Glossary
Glossary of Terms
- batch
- A set of records that passes through a pipeline. Data Collector processes data in batches.
- CDC-enabled origin
- An origin that can process changed data and place CRUD operation information in the sdc.operation.type record header attribute.
- control character
- A non-printing character in a character set, such as the acknowledgement or escape characters.
- CRUD-enabled stage
- A processor or destination that can use the CRUD operation written in the sdc.operation.type header attribute to write changed data.
- data alerts
- Alerts based on rules that gather information about the data that passes between two stages.
- data drift alerts
- Alerts based on data drift functions that gather information about the structure of data that passes between two stages.
- dataflow triggers
- Instructions for the pipeline to kick off asynchronous tasks in external systems in response to events that occur in the pipeline. For more information, see Dataflow Triggers Overview.
- delivery guarantee
- Pipeline property that determines how Data Collector handles data when the pipeline stops unexpectedly.
- destination
- A stage type used in a pipeline to represent where Data Collector writes processed data.

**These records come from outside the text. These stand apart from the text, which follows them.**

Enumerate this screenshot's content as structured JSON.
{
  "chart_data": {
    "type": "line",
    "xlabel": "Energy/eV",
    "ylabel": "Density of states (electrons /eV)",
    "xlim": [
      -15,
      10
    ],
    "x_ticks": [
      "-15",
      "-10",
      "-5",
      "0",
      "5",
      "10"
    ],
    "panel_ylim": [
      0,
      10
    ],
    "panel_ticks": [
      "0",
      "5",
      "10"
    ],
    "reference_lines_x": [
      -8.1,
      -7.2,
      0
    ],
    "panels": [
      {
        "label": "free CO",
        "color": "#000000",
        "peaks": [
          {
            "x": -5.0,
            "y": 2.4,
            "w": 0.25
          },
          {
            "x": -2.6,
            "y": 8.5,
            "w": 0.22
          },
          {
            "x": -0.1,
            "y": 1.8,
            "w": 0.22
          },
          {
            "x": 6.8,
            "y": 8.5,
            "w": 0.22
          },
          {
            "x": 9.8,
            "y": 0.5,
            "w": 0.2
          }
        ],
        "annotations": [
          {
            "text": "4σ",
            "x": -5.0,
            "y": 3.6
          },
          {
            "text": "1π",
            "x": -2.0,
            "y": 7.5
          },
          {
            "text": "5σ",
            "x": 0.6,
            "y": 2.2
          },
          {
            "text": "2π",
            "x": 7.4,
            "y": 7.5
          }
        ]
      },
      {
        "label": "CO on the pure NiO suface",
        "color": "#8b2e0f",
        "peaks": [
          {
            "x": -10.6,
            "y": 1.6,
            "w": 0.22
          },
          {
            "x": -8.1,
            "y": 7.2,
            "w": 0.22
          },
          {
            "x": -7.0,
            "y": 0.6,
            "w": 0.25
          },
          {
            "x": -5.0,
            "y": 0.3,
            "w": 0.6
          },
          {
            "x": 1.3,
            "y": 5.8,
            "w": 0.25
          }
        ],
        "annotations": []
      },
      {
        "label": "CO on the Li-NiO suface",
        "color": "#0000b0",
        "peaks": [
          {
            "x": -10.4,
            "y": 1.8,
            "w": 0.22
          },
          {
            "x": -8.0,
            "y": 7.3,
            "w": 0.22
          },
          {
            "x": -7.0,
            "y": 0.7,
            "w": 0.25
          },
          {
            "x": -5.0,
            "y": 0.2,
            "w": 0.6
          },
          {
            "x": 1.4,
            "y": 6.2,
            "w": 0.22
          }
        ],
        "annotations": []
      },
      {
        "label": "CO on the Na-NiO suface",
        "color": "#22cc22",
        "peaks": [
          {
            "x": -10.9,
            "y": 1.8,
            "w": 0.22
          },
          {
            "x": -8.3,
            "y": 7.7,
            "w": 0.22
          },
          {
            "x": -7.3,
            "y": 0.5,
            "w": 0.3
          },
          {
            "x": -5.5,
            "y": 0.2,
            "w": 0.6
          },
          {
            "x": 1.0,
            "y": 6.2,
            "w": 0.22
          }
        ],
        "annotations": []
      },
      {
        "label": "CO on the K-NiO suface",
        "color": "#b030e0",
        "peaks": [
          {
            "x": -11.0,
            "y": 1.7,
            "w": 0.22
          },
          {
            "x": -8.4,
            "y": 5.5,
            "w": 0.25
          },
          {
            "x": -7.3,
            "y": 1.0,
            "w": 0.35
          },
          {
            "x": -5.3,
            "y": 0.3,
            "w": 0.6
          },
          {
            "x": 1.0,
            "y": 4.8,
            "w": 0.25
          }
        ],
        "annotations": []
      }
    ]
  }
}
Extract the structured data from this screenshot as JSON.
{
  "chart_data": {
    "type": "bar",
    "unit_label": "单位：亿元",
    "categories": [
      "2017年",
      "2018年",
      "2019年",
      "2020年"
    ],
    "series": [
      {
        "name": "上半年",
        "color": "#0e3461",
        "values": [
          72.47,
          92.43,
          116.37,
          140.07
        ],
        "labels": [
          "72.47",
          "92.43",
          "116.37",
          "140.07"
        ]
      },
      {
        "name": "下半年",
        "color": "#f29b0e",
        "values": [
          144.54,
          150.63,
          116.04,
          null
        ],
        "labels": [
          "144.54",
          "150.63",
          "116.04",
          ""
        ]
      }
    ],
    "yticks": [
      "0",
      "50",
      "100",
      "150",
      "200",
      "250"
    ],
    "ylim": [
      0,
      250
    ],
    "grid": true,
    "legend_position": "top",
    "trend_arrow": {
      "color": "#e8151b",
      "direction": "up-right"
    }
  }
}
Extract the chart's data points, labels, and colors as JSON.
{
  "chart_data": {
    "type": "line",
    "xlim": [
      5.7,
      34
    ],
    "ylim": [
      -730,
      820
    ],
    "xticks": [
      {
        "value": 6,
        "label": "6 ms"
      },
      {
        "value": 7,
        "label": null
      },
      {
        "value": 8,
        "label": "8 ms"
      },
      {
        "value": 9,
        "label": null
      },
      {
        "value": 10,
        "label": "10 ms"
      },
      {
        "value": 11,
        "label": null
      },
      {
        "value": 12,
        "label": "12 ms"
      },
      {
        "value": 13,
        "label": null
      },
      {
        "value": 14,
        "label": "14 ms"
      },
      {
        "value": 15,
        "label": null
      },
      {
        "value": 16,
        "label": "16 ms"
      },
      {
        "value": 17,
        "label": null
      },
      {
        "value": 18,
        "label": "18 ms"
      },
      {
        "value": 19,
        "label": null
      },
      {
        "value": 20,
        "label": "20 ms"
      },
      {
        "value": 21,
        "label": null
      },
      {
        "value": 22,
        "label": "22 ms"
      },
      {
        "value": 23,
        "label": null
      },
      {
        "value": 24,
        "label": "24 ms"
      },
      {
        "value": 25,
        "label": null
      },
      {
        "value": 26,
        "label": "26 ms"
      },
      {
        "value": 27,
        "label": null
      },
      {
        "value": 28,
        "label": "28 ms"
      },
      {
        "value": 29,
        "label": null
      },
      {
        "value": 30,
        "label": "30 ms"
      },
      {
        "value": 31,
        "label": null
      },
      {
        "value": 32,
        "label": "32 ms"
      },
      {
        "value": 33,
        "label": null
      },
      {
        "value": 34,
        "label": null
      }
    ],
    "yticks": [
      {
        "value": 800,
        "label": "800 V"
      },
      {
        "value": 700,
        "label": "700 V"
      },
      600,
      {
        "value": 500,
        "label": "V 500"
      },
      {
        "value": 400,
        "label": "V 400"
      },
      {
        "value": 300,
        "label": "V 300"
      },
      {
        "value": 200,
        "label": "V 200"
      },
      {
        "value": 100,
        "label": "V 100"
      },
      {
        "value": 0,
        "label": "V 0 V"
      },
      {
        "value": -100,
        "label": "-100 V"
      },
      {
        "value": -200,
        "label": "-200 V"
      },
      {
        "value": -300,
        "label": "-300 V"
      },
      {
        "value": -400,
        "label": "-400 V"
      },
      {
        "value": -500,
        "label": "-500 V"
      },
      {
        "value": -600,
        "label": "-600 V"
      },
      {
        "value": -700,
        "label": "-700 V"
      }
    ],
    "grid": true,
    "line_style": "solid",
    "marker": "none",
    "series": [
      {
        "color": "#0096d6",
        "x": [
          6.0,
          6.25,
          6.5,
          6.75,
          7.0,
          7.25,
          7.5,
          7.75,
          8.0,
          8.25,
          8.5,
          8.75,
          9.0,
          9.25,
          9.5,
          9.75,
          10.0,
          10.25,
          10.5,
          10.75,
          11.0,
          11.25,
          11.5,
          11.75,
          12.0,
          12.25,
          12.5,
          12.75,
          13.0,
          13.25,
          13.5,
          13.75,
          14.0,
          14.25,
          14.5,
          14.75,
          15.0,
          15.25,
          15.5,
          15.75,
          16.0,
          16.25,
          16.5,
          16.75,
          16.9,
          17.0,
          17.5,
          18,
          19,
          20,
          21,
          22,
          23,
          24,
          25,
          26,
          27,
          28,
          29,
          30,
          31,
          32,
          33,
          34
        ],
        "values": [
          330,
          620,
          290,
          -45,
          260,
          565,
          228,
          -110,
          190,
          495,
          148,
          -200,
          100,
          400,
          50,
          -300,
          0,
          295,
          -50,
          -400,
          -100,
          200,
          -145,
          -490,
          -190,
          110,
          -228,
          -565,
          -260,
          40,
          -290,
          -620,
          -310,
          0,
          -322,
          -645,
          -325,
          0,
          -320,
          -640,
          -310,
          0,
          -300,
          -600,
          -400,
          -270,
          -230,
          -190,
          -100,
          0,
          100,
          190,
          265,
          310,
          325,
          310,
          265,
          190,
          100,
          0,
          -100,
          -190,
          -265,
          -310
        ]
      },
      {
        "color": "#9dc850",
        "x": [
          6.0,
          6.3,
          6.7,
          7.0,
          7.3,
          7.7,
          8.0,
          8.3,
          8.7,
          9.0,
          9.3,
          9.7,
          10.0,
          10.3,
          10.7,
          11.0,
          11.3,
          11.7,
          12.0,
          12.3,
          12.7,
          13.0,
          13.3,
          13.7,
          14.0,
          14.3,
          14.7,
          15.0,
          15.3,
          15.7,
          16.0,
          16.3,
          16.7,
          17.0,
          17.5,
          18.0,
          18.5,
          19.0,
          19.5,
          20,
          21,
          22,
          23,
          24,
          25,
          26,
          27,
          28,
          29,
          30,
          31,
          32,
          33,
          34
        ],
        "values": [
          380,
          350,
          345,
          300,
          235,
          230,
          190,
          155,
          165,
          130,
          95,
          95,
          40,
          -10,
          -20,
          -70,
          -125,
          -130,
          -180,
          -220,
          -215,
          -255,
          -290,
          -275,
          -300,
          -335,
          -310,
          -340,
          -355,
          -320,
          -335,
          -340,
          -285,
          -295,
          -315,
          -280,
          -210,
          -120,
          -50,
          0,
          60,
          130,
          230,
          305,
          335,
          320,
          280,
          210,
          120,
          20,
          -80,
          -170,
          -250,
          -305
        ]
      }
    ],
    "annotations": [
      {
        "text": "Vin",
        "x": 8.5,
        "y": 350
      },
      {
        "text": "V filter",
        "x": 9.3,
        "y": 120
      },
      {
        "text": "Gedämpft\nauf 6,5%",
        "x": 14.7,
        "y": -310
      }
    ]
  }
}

- development stages, dev stages
- Stages such as the Dev Data Generator origin and the Dev Random Error processor that enable pipeline development and testing. Not meant for use in production pipelines.
- event framework
-
The event framework enables the pipeline to trigger tasks in external systems based on actions that occur in the pipeline, such as running a MapReduce job after the pipeline writes a file to HDFS. You can also use the event framework to store event information, such as when an origin starts or completes reading a file.
- event record
- A record created by an event-generating stage when a stage-related event occurs, like when an origin starts reading a new file or a destination closes an output file.
- executor
- A stage type used to perform tasks in external systems upon receiving an event record.
- explicit validation
- A semantic validation that checks all configured values for validity and verifies whether the pipeline can run as configured. Occurs when you click the Validate icon, request data preview, or start the pipeline.
- field path
- The path to a field in a record. Use to reference a field.
- implicit validation
- Lists missing or incomplete configuration. Occurs by default as changes are saved in the pipeline canvas.
- late directories
- Origin directories that appear after a pipeline starts.
- metric alerts
- Alerts based on stage or pipeline metrics.
- microservice pipeline
- A pipeline that creates a finegrained service to perform a specific task.
- multithreaded pipeline
- A pipeline with an origin that generates multiple threads, enabling the processing of high volumes of data in a single pipeline.
- orchestration pipeline
- A pipeline that can schedule and perform a variety of tasks to complete an integrated workflow across the StreamSets ecosystem.
- origin
- A stage type used in a pipeline to represent the source of data in a pipeline.
- pipeline
- A representation of a stream of data processing.
- pipeline runner
- Used in multithreaded pipelines to run a sourceless instance of a pipeline.
- preconditions
- Conditions that a record must satisfy to enter the stage for processing. Records that don't meet all preconditions are processed based on stage error handling.
- processors
- A stage type that performs specific processing on pipeline data.
- required fields
- A required field is a field that must exist in a record to allow it into the stage for processing. Records that don't have all required fields are processed based on pipeline error handling.
- runtime parameters
- Parameters that you define for the pipeline and call from within that same pipeline.
- runtime properties
- Properties that you define in an external location and call from within a pipeline.
- runtime resources
- Values that you define in an external file and call from within a pipeline.
- SDC Record data format
- A data format used for Data Collector error records and an optional format to use for output records.
- sourceless pipeline instance
- An instance of the pipeline that includes all of the processors and destinations in the pipeline and represents all pipeline processing after the origin. Used in multithreaded pipelines.
- standalone pipeline, standalone mode pipeline
- A pipeline configured to run in the default standalone execution mode.